Para além do reino animal, o reino das coisas feitas pela mão do homem também fora dignamente representado pelos fragmentos de pratos, xícaras e outros recipientes de porcelana. A equipe da Scientia indicou a probabilidade considerável de os objetos terem sido fabricados entre o final do século XIX e início do século XX. Há, inclusive, um prato especial, do tipo raso com as seguintes inscrições em francês: Société Céramique Maestrich, uma marca dos Países Baixos de 1859. Contudo, dos objetos de porcelana encontrados no canteiro de obras da reforma do Museu do Ipiranga, talvez o mais significativo seja um pedaço de prato produzido na Fábrica de Louças Santa Catarina (FSC), uma das primeiras desse ramo no Brasil.

Um Barão

Até o presente momento, apenas uma moeda foi desenterrada. Trata-se de uma moedinha de 200 Réis com o busto de Irineu Evangelista de Souza, o Visconde e Barão de Mauá. Irineu, grande vulto do Império, foi o responsável pela construção da primeira estrada de ferro do Brasil, em 1854.

LABOR OMNIA VINCIT

Durante os esforços das escavações, foram encontrados vários fragmentos de vidro, todos com a provável datação do fin de siècle, segundo a Scientia Consultoria Científica. Um em especial chamou a atenção dos arqueólogos: trata-se de um fragmento de vidro que trazia a seguinte inscrição latina: “LABOR OMNIA V”. A consultoria acredita que se trata de um frasco de medicamento importado. O produto da empresa Caswell Mack & Co., Chemists New York & Newport, utilizava em algumas de suas embalagens a frase “O Trabalho Vence Tudo“, em Latim. Talvez tenha sido o frasco do remédio para dor que um dos engenheiros responsáveis pela construção do museu, no final do século XIX, tomou para alívio das dores pulsantes do dedão do pé depois que uma viga de ferro o feriu nessa desprezada parte do corpo.

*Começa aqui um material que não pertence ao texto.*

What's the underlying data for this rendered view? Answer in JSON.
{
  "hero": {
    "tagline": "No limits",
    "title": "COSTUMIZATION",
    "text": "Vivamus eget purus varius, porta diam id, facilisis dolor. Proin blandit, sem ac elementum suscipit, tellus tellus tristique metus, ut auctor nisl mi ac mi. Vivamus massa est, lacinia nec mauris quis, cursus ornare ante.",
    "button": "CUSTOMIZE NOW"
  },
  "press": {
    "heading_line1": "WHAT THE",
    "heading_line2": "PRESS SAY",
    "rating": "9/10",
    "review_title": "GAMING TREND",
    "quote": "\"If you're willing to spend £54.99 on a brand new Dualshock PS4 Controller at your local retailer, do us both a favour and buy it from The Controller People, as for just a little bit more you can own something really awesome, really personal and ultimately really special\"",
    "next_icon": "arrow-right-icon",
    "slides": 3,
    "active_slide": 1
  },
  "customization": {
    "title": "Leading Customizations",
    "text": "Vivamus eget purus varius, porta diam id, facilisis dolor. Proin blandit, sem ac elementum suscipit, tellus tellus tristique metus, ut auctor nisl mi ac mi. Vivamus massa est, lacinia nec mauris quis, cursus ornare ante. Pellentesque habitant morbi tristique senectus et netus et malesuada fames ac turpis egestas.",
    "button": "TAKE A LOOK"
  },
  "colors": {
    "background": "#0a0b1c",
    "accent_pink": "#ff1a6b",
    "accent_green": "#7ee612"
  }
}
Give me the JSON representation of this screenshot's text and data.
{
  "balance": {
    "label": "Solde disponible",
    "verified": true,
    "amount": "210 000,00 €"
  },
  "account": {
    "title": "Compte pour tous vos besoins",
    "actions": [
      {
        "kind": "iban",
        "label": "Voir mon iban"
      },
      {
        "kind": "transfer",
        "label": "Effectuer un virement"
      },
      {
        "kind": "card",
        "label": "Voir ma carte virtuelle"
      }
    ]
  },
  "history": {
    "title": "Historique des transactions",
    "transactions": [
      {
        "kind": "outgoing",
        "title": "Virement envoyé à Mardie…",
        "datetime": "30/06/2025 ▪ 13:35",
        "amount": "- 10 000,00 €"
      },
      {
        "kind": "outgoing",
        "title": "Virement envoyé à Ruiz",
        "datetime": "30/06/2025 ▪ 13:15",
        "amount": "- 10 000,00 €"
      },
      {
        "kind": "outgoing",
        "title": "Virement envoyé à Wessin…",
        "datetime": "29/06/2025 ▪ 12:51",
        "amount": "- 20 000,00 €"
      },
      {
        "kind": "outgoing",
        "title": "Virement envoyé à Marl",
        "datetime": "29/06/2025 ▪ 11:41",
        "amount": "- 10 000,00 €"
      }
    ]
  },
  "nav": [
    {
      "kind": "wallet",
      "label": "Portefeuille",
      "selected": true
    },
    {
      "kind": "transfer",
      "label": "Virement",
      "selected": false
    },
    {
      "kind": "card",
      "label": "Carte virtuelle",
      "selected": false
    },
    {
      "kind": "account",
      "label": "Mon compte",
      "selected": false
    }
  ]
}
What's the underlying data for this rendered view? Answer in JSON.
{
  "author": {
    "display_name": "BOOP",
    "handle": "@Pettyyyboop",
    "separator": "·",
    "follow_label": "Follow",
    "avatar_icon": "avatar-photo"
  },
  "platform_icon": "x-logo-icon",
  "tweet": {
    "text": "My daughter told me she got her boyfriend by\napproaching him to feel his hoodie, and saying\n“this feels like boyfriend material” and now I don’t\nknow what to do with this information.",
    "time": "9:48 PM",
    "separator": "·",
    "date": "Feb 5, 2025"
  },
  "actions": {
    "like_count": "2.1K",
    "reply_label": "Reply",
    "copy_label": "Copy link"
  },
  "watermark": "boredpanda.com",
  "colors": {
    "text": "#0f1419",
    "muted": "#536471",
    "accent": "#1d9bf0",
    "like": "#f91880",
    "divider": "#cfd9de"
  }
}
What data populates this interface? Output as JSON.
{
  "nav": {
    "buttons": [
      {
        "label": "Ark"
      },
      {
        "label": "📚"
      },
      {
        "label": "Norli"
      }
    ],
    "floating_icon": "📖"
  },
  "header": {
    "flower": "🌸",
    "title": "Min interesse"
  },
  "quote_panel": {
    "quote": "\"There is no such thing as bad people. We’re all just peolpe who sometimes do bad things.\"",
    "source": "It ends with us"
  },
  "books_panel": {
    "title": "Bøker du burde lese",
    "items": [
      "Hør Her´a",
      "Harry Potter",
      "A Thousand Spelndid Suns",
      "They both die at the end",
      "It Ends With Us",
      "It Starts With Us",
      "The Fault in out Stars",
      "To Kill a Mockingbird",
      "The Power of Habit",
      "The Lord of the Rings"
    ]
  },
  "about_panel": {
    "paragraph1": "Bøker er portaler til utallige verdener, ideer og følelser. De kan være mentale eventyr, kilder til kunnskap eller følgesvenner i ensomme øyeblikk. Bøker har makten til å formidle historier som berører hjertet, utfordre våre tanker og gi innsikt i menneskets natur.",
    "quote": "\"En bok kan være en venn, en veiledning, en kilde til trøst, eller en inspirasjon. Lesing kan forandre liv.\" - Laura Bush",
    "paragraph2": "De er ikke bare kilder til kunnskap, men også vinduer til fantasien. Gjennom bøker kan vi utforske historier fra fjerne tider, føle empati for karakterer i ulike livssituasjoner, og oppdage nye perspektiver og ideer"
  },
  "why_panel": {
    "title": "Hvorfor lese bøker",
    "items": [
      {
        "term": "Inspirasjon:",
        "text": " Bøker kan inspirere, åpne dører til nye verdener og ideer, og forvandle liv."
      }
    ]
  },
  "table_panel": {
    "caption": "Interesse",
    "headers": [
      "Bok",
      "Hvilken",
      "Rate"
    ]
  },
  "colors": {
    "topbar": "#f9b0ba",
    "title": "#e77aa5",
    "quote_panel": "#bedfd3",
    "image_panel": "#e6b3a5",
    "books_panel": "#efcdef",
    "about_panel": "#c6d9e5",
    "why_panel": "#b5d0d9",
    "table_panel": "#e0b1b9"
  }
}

O Museu Paulista da Universidade de São Paulo, o mais antigo da cidade, está fechado sob a justificativa de reformas desde 2013. As informações oficiais, contudo, prometem a reabertura do edifício-monumento em setembro de 2022, para as celebrações do bicentenário da Independência do Brasil.

Com informações do portal Agência Brasil e do site da Scientia Consultoria Científica.

“Independência ou morte!”.

D. Pedro I, às margens do riacho do Ypiranga na tarde de 07 de setembro de 1822.